BALTIMORE (WJZ) — It’s moving day for an East Baltimore family whose new home was built thanks in part to some Orioles’ wives.
Andrea Fujii explains how women helping women made it possible.
It may be a gloomy day outside Tuesday, but inside it’s all smiles and dancing as a woman and her son toured their new Habitat for Humanity home.
“I like it and I just want to be in our own house,” said 9-year-old Jayden Jordan.
And after eight months of hard work, they have the keys.
Construction on the East Baltimore home began in May, complete with help from the Orioles’ wives, including manager Buck Showalter’s wife.
“Home life is such an important structure to have, and the fact that you can be a part of that and help somebody else have a wonderful home,” said Angela Showalter.
This home is part of the organization’s “Women Build” project.
“The women build houses.
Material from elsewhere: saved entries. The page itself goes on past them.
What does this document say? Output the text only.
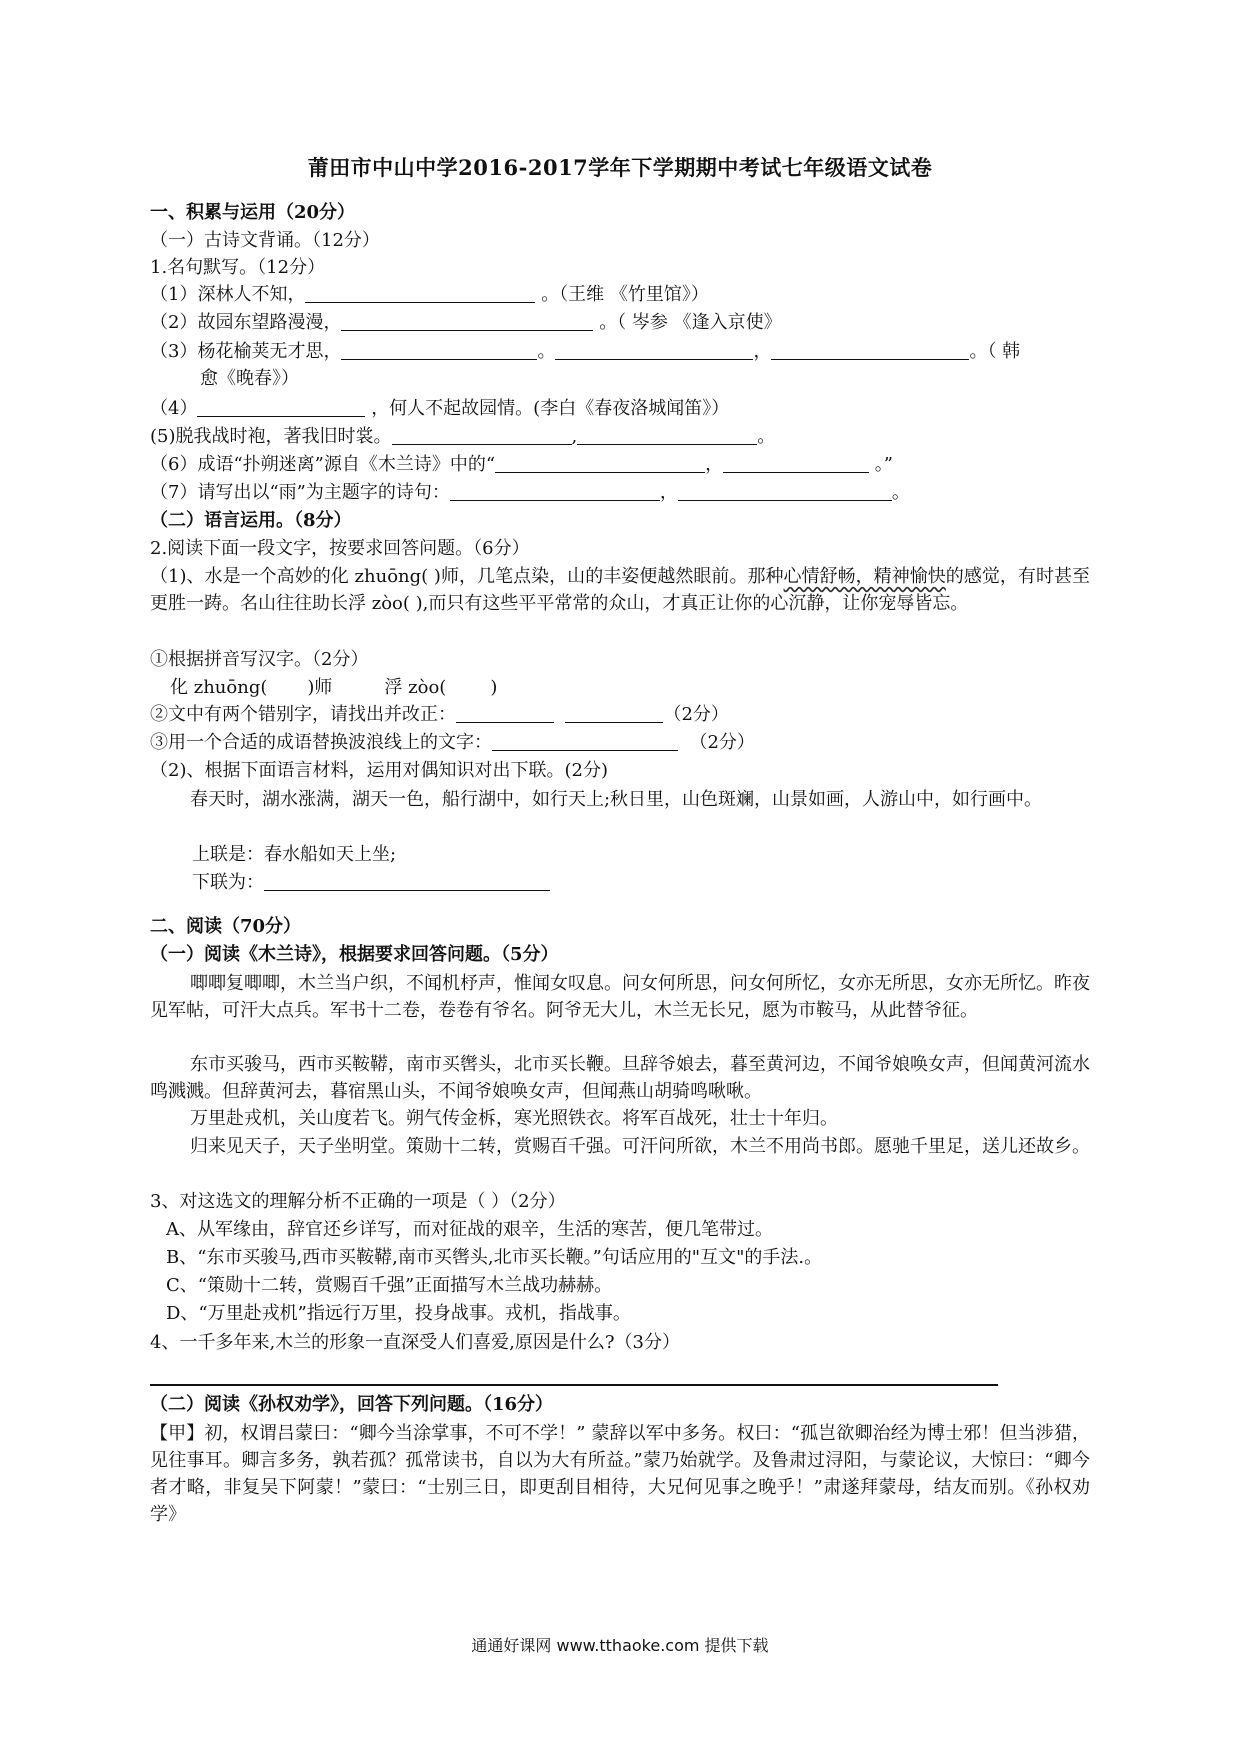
莆田市中山中学2016-2017学年下学期期中考试七年级语文试卷
一、积累与运用（20分）
（一）古诗文背诵。（12分）
1.名句默写。（12分）
（1）深林人不知，	。（王维 《竹里馆》）
（2）故园东望路漫漫，	。（ 岑参 《逢入京使》
（3）杨花榆荚无才思，	。	，	。（ 韩
愈《晚春》）
（4）	，何人不起故园情。(李白《春夜洛城闻笛》）
(5)脱我战时袍，著我旧时裳。	,	。
（6）成语“扑朔迷离”源自《木兰诗》中的“	，	。”
（7）请写出以“雨”为主题字的诗句：	，	。
（二）语言运用。（8分）
2.阅读下面一段文字，按要求回答问题。（6分）
（1)、水是一个高妙的化 zhuōng( )师，几笔点染，山的丰姿便越然眼前。那种心情舒畅，精神愉快的感觉，有时甚至更胜一踌。名山往往助长浮 zòo( ),而只有这些平平常常的众山，才真正让你的心沉静，让你宠辱皆忘。
①根据拼音写汉字。（2分）
化 zhuōng( )师	浮 zòo( )
②文中有两个错别字，请找出并改正：	（2分）
③用一个合适的成语替换波浪线上的文字：	（2分）
（2)、根据下面语言材料，运用对偶知识对出下联。(2分)
春天时，湖水涨满，湖天一色，船行湖中，如行天上;秋日里，山色斑斓，山景如画，人游山中，如行画中。
上联是：春水船如天上坐;
下联为：
二、阅读（70分）
（一）阅读《木兰诗》，根据要求回答问题。（5分）
唧唧复唧唧，木兰当户织，不闻机杼声，惟闻女叹息。问女何所思，问女何所忆，女亦无所思，女亦无所忆。昨夜见军帖，可汗大点兵。军书十二卷，卷卷有爷名。阿爷无大儿，木兰无长兄，愿为市鞍马，从此替爷征。
东市买骏马，西市买鞍鞯，南市买辔头，北市买长鞭。旦辞爷娘去，暮至黄河边，不闻爷娘唤女声，但闻黄河流水鸣溅溅。但辞黄河去，暮宿黑山头，不闻爷娘唤女声，但闻燕山胡骑鸣啾啾。
万里赴戎机，关山度若飞。朔气传金柝，寒光照铁衣。将军百战死，壮士十年归。
归来见天子，天子坐明堂。策勋十二转，赏赐百千强。可汗问所欲，木兰不用尚书郎。愿驰千里足，送儿还故乡。
3、对这选文的理解分析不正确的一项是（ ）（2分）
A、从军缘由，辞官还乡详写，而对征战的艰辛，生活的寒苦，便几笔带过。
B、“东市买骏马,西市买鞍鞯,南市买辔头,北市买长鞭。”句话应用的"互文"的手法.。
C、“策勋十二转，赏赐百千强”正面描写木兰战功赫赫。
D、“万里赴戎机”指远行万里，投身战事。戎机，指战事。
4、一千多年来,木兰的形象一直深受人们喜爱,原因是什么?（3分）
（二）阅读《孙权劝学》，回答下列问题。（16分）
【甲】初，权谓吕蒙曰：“卿今当涂掌事，不可不学！” 蒙辞以军中多务。权曰：“孤岂欲卿治经为博士邪！但当涉猎，见往事耳。卿言多务，孰若孤？孤常读书，自以为大有所益。”蒙乃始就学。及鲁肃过浔阳，与蒙论议，大惊曰：“卿今者才略，非复吴下阿蒙！”蒙曰：“士别三日，即更刮目相待，大兄何见事之晚乎！”肃遂拜蒙母，结友而别。《孙权劝学》
通通好课网 www.tthaoke.com 提供下载
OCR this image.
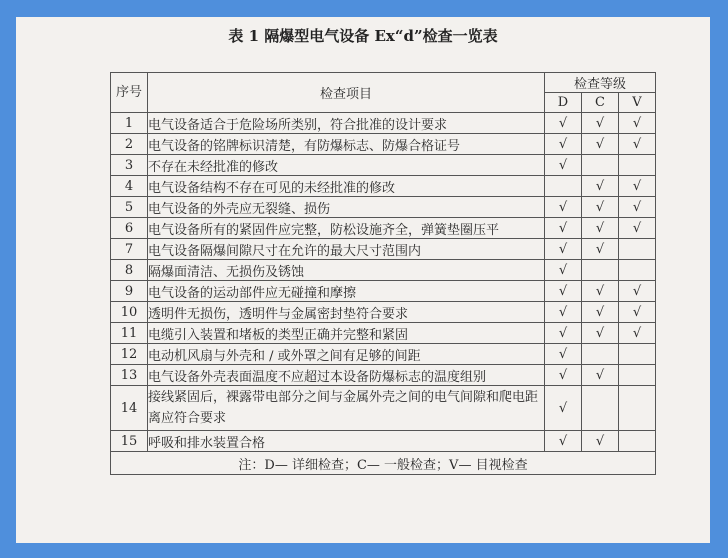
表 1 隔爆型电气设备 Ex“d”检查一览表
序号	检查项目	检查等级		
		D	C	V
1	电气设备适合于危险场所类别，符合批准的设计要求	√	√	√
2	电气设备的铭牌标识清楚，有防爆标志、防爆合格证号	√	√	√
3	不存在未经批准的修改	√		
4	电气设备结构不存在可见的未经批准的修改		√	√
5	电气设备的外壳应无裂缝、损伤	√	√	√
6	电气设备所有的紧固件应完整，防松设施齐全，弹簧垫圈压平	√	√	√
7	电气设备隔爆间隙尺寸在允许的最大尺寸范围内	√	√	
8	隔爆面清洁、无损伤及锈蚀	√		
9	电气设备的运动部件应无碰撞和摩擦	√	√	√
10	透明件无损伤，透明件与金属密封垫符合要求	√	√	√
11	电缆引入装置和堵板的类型正确并完整和紧固	√	√	√
12	电动机风扇与外壳和 / 或外罩之间有足够的间距	√		
13	电气设备外壳表面温度不应超过本设备防爆标志的温度组别	√	√	
14	接线紧固后，裸露带电部分之间与金属外壳之间的电气间隙和爬电距离应符合要求	√		
15	呼吸和排水装置合格	√	√	
注：D— 详细检查；C— 一般检查；V— 目视检查				
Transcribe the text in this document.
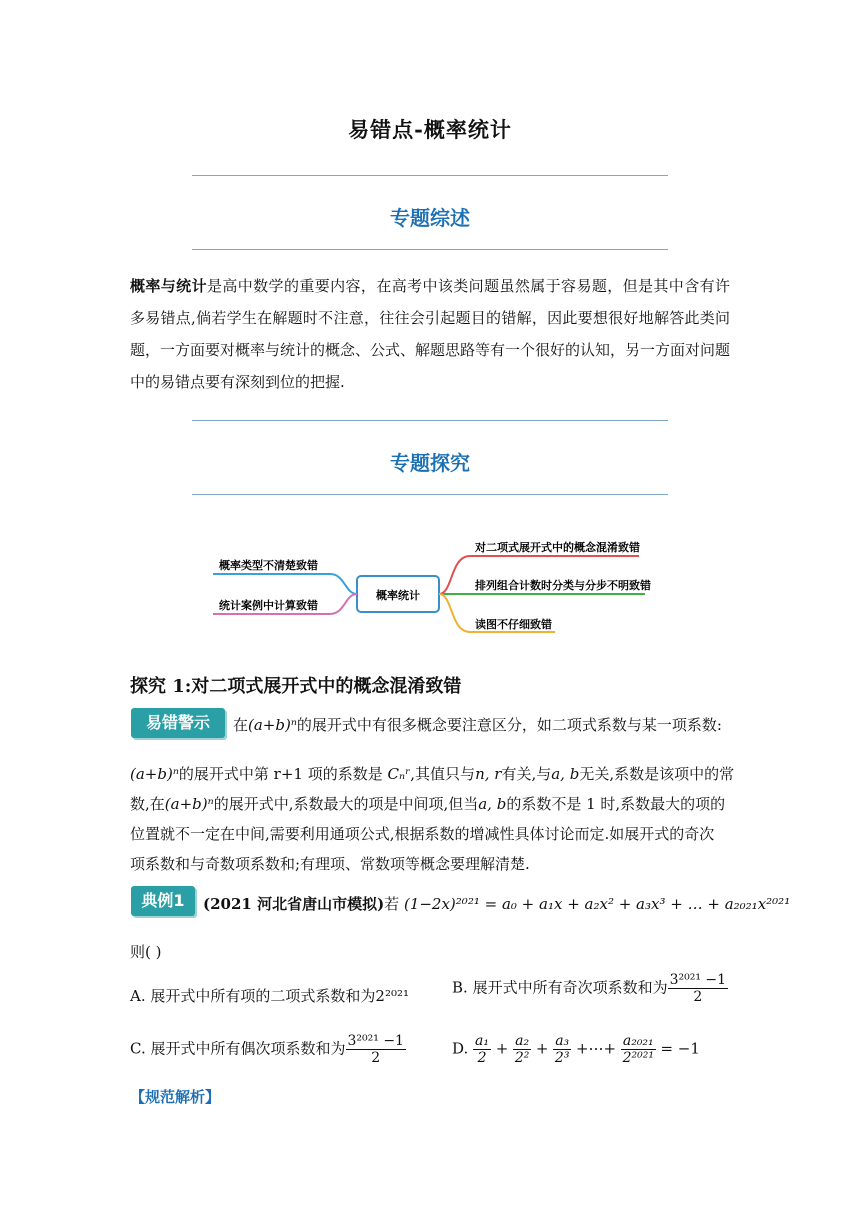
易错点-概率统计
专题综述
概率与统计是高中数学的重要内容，在高考中该类问题虽然属于容易题，但是其中含有许多易错点,倘若学生在解题时不注意，往往会引起题目的错解，因此要想很好地解答此类问题，一方面要对概率与统计的概念、公式、解题思路等有一个很好的认知，另一方面对问题中的易错点要有深刻到位的把握.
专题探究
概率统计
概率类型不清楚致错
统计案例中计算致错
对二项式展开式中的概念混淆致错
排列组合计数时分类与分步不明致错
读图不仔细致错
探究 1:对二项式展开式中的概念混淆致错
易错警示	在(a+b)ⁿ的展开式中有很多概念要注意区分，如二项式系数与某一项系数:
(a+b)ⁿ的展开式中第 r+1 项的系数是 Cₙʳ,其值只与n, r有关,与a, b无关,系数是该项中的常
数,在(a+b)ⁿ的展开式中,系数最大的项是中间项,但当a, b的系数不是 1 时,系数最大的项的
位置就不一定在中间,需要利用通项公式,根据系数的增减性具体讨论而定.如展开式的奇次
项系数和与奇数项系数和;有理项、常数项等概念要理解清楚.
典例1	(2021 河北省唐山市模拟)若 (1−2x)²⁰²¹ = a₀ + a₁x + a₂x² + a₃x³ + … + a₂₀₂₁x²⁰²¹
则( )
A. 展开式中所有项的二项式系数和为2²⁰²¹	B. 展开式中所有奇次项系数和为 $\frac{\text{3²⁰²¹ −1}}{2}$
C. 展开式中所有偶次项系数和为 $\frac{\text{3²⁰²¹ −1}}{2}$	D. $\frac{\text{a₁}}{2} + \frac{\text{a₂}}{\text{2²}} + \frac{\text{a₃}}{\text{2³}}$ +⋯+ $\frac{\text{a₂₀₂₁}}{\text{2²⁰²¹}} = -1$
【规范解析】
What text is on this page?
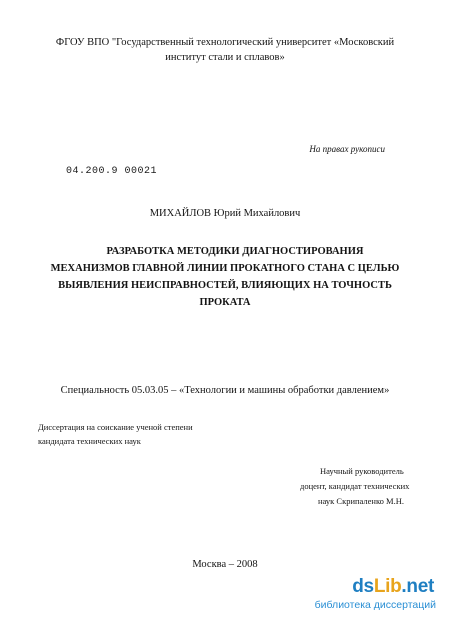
ФГОУ ВПО "Государственный технологический университет «Московский
институт стали и сплавов»
На правах рукописи
04.200.9 00021
МИХАЙЛОВ Юрий Михайлович
РАЗРАБОТКА МЕТОДИКИ ДИАГНОСТИРОВАНИЯ
МЕХАНИЗМОВ ГЛАВНОЙ ЛИНИИ ПРОКАТНОГО СТАНА С ЦЕЛЬЮ
ВЫЯВЛЕНИЯ НЕИСПРАВНОСТЕЙ, ВЛИЯЮЩИХ НА ТОЧНОСТЬ
ПРОКАТА
Специальность 05.03.05 – «Технологии и машины обработки давлением»
Диссертация на соискание ученой степени
кандидата технических наук
Научный руководитель
доцент, кандидат технических
наук Скрипаленко М.Н.
Москва – 2008
dsLib.net
библиотека диссертаций
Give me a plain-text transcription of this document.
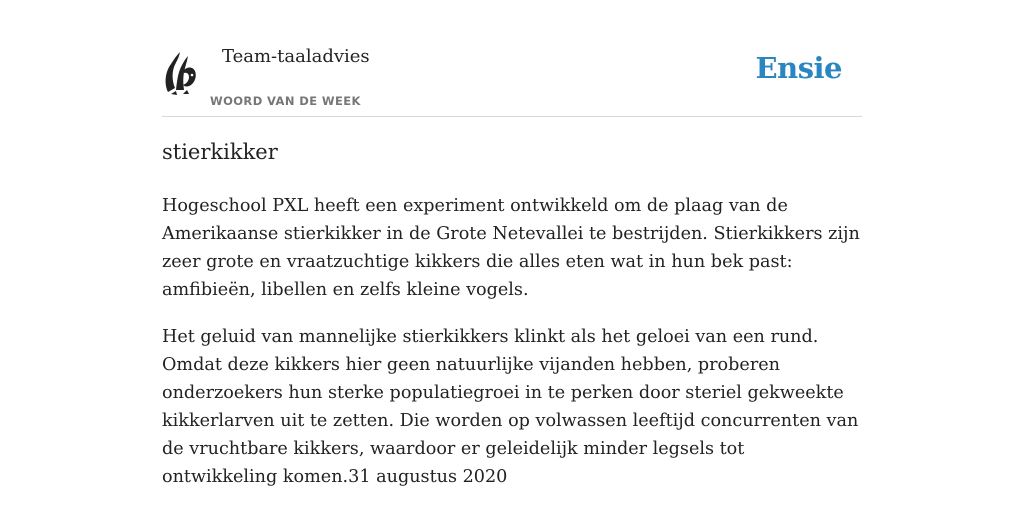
Team-taaladvies
WOORD VAN DE WEEK
Ensie
stierkikker

Hogeschool PXL heeft een experiment ontwikkeld om de plaag van de Amerikaanse stierkikker in de Grote Netevallei te bestrijden. Stierkikkers zijn zeer grote en vraatzuchtige kikkers die alles eten wat in hun bek past: amfibieën, libellen en zelfs kleine vogels.

Het geluid van mannelijke stierkikkers klinkt als het geloei van een rund. Omdat deze kikkers hier geen natuurlijke vijanden hebben, proberen onderzoekers hun sterke populatiegroei in te perken door steriel gekweekte kikkerlarven uit te zetten. Die worden op volwassen leeftijd concurrenten van de vruchtbare kikkers, waardoor er geleidelijk minder legsels tot ontwikkeling komen.31 augustus 2020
Seventy-five percent of the labor is built by women; 100 percent of the funds are raised by women,” said Madeline Manlove, Habitat for Humanity.
Homeowner Sequoia Gaylord contributed 250 hours of sweat equity.
“I can pinpoint things, walls I’ve knocked down and work I’ve done in the backyard,” Gaylord said.
And there is a mortgage. The family will pay one-third of their monthly income at zero percent interest.
The family’s move from a rough neighborhood means peace of mind.
“I can at least feel more confident with my son being outside and playing and I guess better school systems,” Gaylord said.
And a room Jordan doesn’t ever have to share.
“Because it’s mine,” he said. “I own it.”
Habitat for Humanity has built 35 homes for Baltimore and Anne Arundel County families so far this year.